Some argue we need cheap imports to keep food costs low but, if cheap imports were the answer, the free trading United States would show the way. Instead, it is in its 12th month of runaway food price inflation, with prices increasing by ten per cent in May 2022. A legal commitment to prevent food that wouldn’t meet UK standards from being imported – like deforestation-associated beef from Australia – is overwhelmingly popular, but the white paper again asserts the goal of high UK standards without any means to enforce them.
The third goal of a nature positive, carbon negative, affordable food system fares a bit better.
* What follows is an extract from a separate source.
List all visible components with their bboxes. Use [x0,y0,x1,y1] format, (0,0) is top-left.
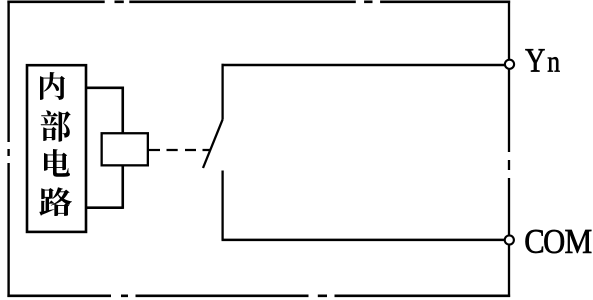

This hinges on dietary change, lower carbon food and land use change.
The government’s squeamish approach to meat meant nobody expected Defra to advocate eating less, and the endorsement of alternative proteins is meaningful: about half the meat we eat is processed or in ready meals, and British ingenuity in precision fermentation and cultivated meat could replace these industrial meat products at low price and with radically better environmental and animal welfare outcomes. But while the NFS proposed a £125 million fund and a facility to support British startups in these industries, the white paper offers only a promise to develop a proposal.
Similarly, feed additives to cut methane from cattle, which look essential to cutting carbon in the beef and dairy sector, are relegated to a call for evidence rather than a funding or regulatory commitment. Still, these are baby steps in the right direction.
Perhaps the strongest endorsement is for a land use framework in 2023. Done right, this would guide Environmental Land Management (ELM) funding to support farmers on less productive land to diversify into nature restoration and carbon removal, offering good incomes in exchange for these public goods. It is a major step forward, but it is a strategy deferred (to 2023), not a decision made today.
Insider politics are at odds with public attitudes
What changed in the past year, from the National Food Strategy to the white paper? In short, insider politics. Number 10 is embattled. The ERG has its tail up. Both are gambling that food price rises will shift public attention away from health, nature and climate. Defra is resisting the Punch and Judy framing of rewilding vs food security put forward by intensive farming lobbyists, but it will be tempting for those ERG types who have always opposed environmental policy to blame a loss in the forthcoming Tiverton byelection on being too green.
The twists of insider politics can make for quixotic policy. Lib Dem proposals to keep the environmentally harmful EU farm subsidy scheme, rather than the government’s greener approach, as a wedge issue in the Tiverton byelection, puts them in coalition with the ERG. Both are defending the worst EU policy against a British alternative which is a clear improvement. Both are choosing to continue to give taxpayers’ money to landowners just because they own land, against the government’s proposal to only pay for activity that leads to public goods.
None of this matches what the public wants. The most recent polling shows that, amongst the public broadly and blue wall voters particularly, two thirds want to see environmental regulations maintained or increased, with the majority saying they’ll vote for the party with the most ambitious environmental plans.
Outside the Westminster bubble, there’s a political vacuum for politicians who want to grab the mantle of nature, climate and health leadership championed in the NFS. They could build on the best bits of the white paper: a land use framework that draws on the NFS’s three compartment model to reconcile nature, climate, livelihoods and sustainable food; clean technologies like alternative proteins and methane-reducing feed additives; procurement rules that require all government food spending to go only to healthy, sustainable food; and a Food Data Transparency Partnership with teeth, that keeps food companies honest about the progress they are making to create a nature positive, carbon negative, healthy food system.